The Orlando Magic have ridden with Terrence Ross all season. His inconsistent shooting is starting to hurt, but they must continue to trust him.
Saturday night was Terrence Ross‘ night.
He struggled through three quarters but came alive in the fourth quarter for 16 points against the Indiana Pacers. It turned a deficit for the Orlando Magic into a lead. The Magic scored a monumental victory. Or at least one that felt like a monumental victory at the time.
It was gutsy and gritty and hard fought and surprising.
Terrence Ross was a big part of that. He supercharges the offense when he gets going as one of the few tough shotmakers on the team.
That ability to get going in a hurry is something no one else on the team has. It has endeared him to fans. The Magic become a different team when he gets going. It has happened so many times.
But Sunday was not Ross’ night.
He struggled to find his shot and missed 11 of his 12 field goal, including all six of his 3-pointers. Ross got all the same shots he usually gets, coming around screens on curls and firing with the speed and athleticism that makes him such a powerful weapon.
These are Ross’ shots, but these are still tough shots. And sometimes even the open shots do not go down. The bench relies on him for his scoring and when he does not provide it, the Magic have to scramble to find something.
It narrows an already small margin for error.
And now the pressure is only increasing with the Playoff chase speeding up. The Magic cannot afford any off nights. And at inopportune times, the Magic have gotten two of them.
Ross’ 1-for-12 performance in Sunday’s 107-93 loss to the Cleveland Cavaliers came on the heels of his 1-for-10 performance in Tuesday’s 108-103 loss to the New York Knicks. Both games were not entirely on Ross’ offensive struggles — the Magic’s defense was lax in both games as was their overall attention to detail and focus.
But Ross even playing halfway decent would have surely delivered a win.
It was also clear in both games how off Ross was. He was struggling to get himself going in both games and Ross has only one way to get himself out — and that is to shoot more.
How do the Magic now handle Ross when he is having one of those games? Can the Magic survive with Ross struggling to provide anything offensively? That is his main role, after all.
Relying on Ross
The answer is likely situation dependent. But largely, the Magic must continue to trust Ross even when he is struggling. Coach Steve Clifford has to trust his intuition and trust with Terrence Ross.
He clearly believes in him and the kind of impact he can have on a game. And Clifford is not going to let a one- or two-game sample change that trust in him.
Yet, with the pressure increasing, it is easy to let doubt creep in. And as results become a whole lot more important (if they are not already), there might be a time to pull the plug.
Throughout his career, relying on Ross has been a bit of a gamble. He followed up a 50-point effort with a 12-point one. He had not scored more than 30 points again since that infamous game until this year.

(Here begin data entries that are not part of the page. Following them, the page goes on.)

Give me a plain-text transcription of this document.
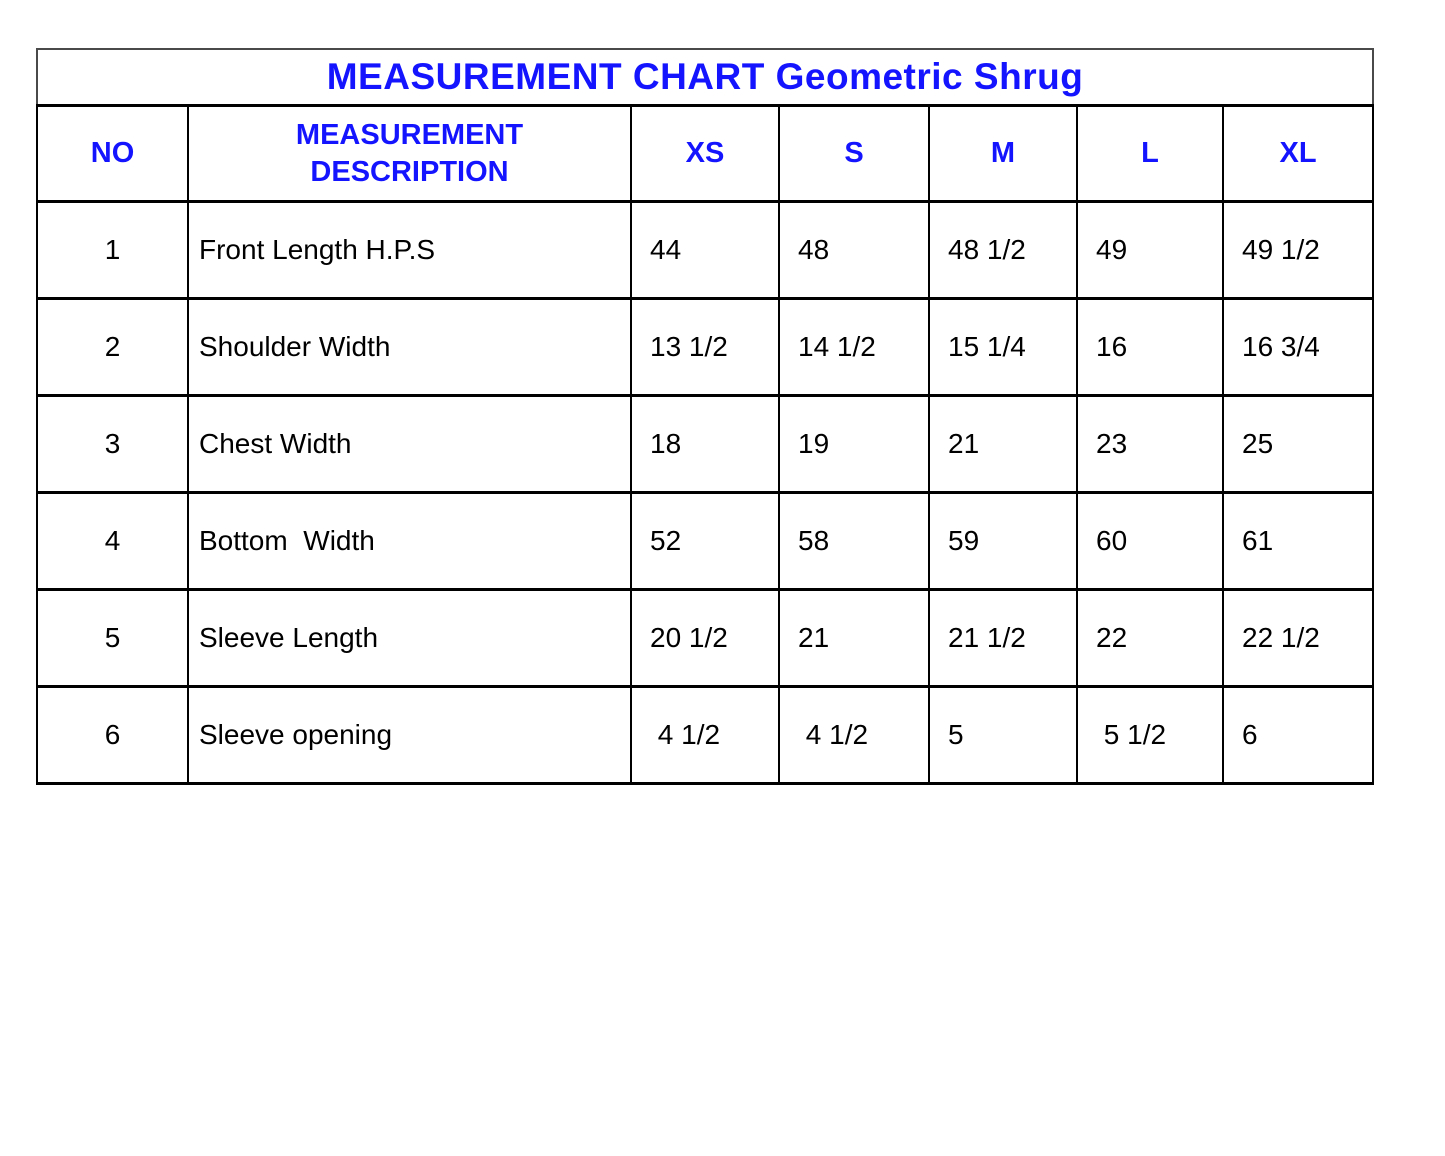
MEASUREMENT CHART Geometric Shrug						
NO	MEASUREMENT DESCRIPTION	XS	S	M	L	XL
1	Front Length H.P.S	44	48	48 1/2	49	49 1/2
2	Shoulder Width	13 1/2	14 1/2	15 1/4	16	16 3/4
3	Chest Width	18	19	21	23	25
4	Bottom  Width	52	58	59	60	61
5	Sleeve Length	20 1/2	21	21 1/2	22	22 1/2
6	Sleeve opening	4 1/2	4 1/2	5	5 1/2	6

This season has been the most inconsistent he has ever been. Yet, now with the spotlight on and the pressure increasing, Ross has struggled and has brought his team down with him.
Undoubtedly, when Ross finds his kindling and starts to catch fire, the Magic become an entirely different team.
Catching fire quickly
Even in those recent strong performances from Ross against the Golden State Warriors and Indiana Pacers, it took Ross a while to get warmed up.

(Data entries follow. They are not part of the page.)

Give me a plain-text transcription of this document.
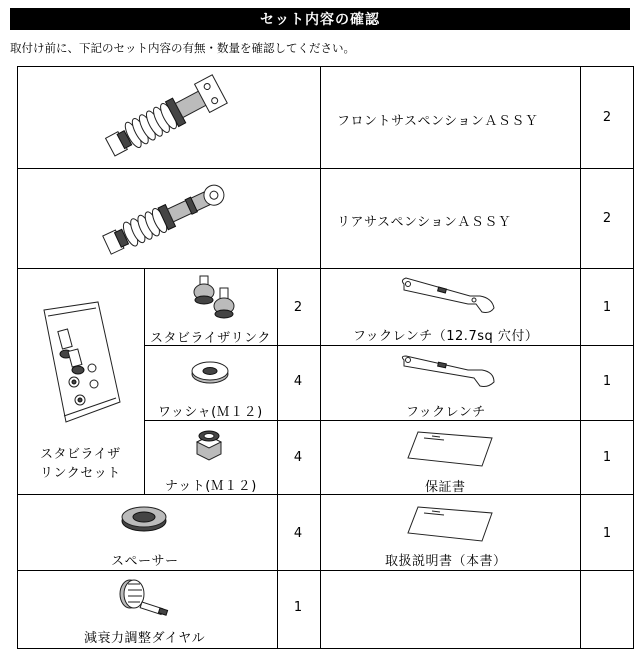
セット内容の確認
取付け前に、下記のセット内容の有無・数量を確認してください。
フロントサスペンションＡＳＳＹ	2
リアサスペンションＡＳＳＹ	2
スタビライザ
リンクセット
スタビライザリンク
2
ワッシャ(Ｍ１２)
4
ナット(Ｍ１２)
4
スペーサー
4
減衰力調整ダイヤル
1
フックレンチ（12.7sq 穴付）
1
フックレンチ
1
保証書
1
取扱説明書（本書）
1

Through three quarters against the Warriors, Ross had just five points on 2-for-8 shooting and 1-for-6 shooting from beyond the arc. He finished the fourth quarter with 11 more points on 3-for-6 shooting (all from three).
Those shots were critical in scoring that upset win — including the attention Ross got to find Aaron Gordon open for a go-ahead 3-pointer.
In Saturday’s win over the Pacers, Ross scored 16 points on 5-for-9 shooting and 2-for-5 shooting from beyond the arc. He had just seven points on 3-for-8 shooting and 1-for-6 from beyond the arc to that point.
Ross’ fourth-quarter lines in those games might be enough for a typical player in a full game. But the Magic obviously rely on Ross for a bit more. There are none of these big victories without Ross’ over-the-top production.
That trust has been built over the course of the entire season. This is a career season for Ross after all, averaging 14.6 points per game on a 52.8 percent effective field goal percentage. The Magic have turned the sixth man role over to him and relied on Ross late in games.
Ross is 32nd in the entire league in fourth-quarter scoring, averaging 5.3 points per game. He is fifth among bench players trailing Lou Williams, Derrick Rose, Montrezl Harrell and Spencer Dinwiddie.
Falling back to his mean
That reliance on Ross is getting tested as he has fallen back to his mean a bit. The knock on Ross throughout his entire career has been his inconsistency. It was never certain whether the team would get an efficient double-digit performance or a 1-for-10 six-point outing.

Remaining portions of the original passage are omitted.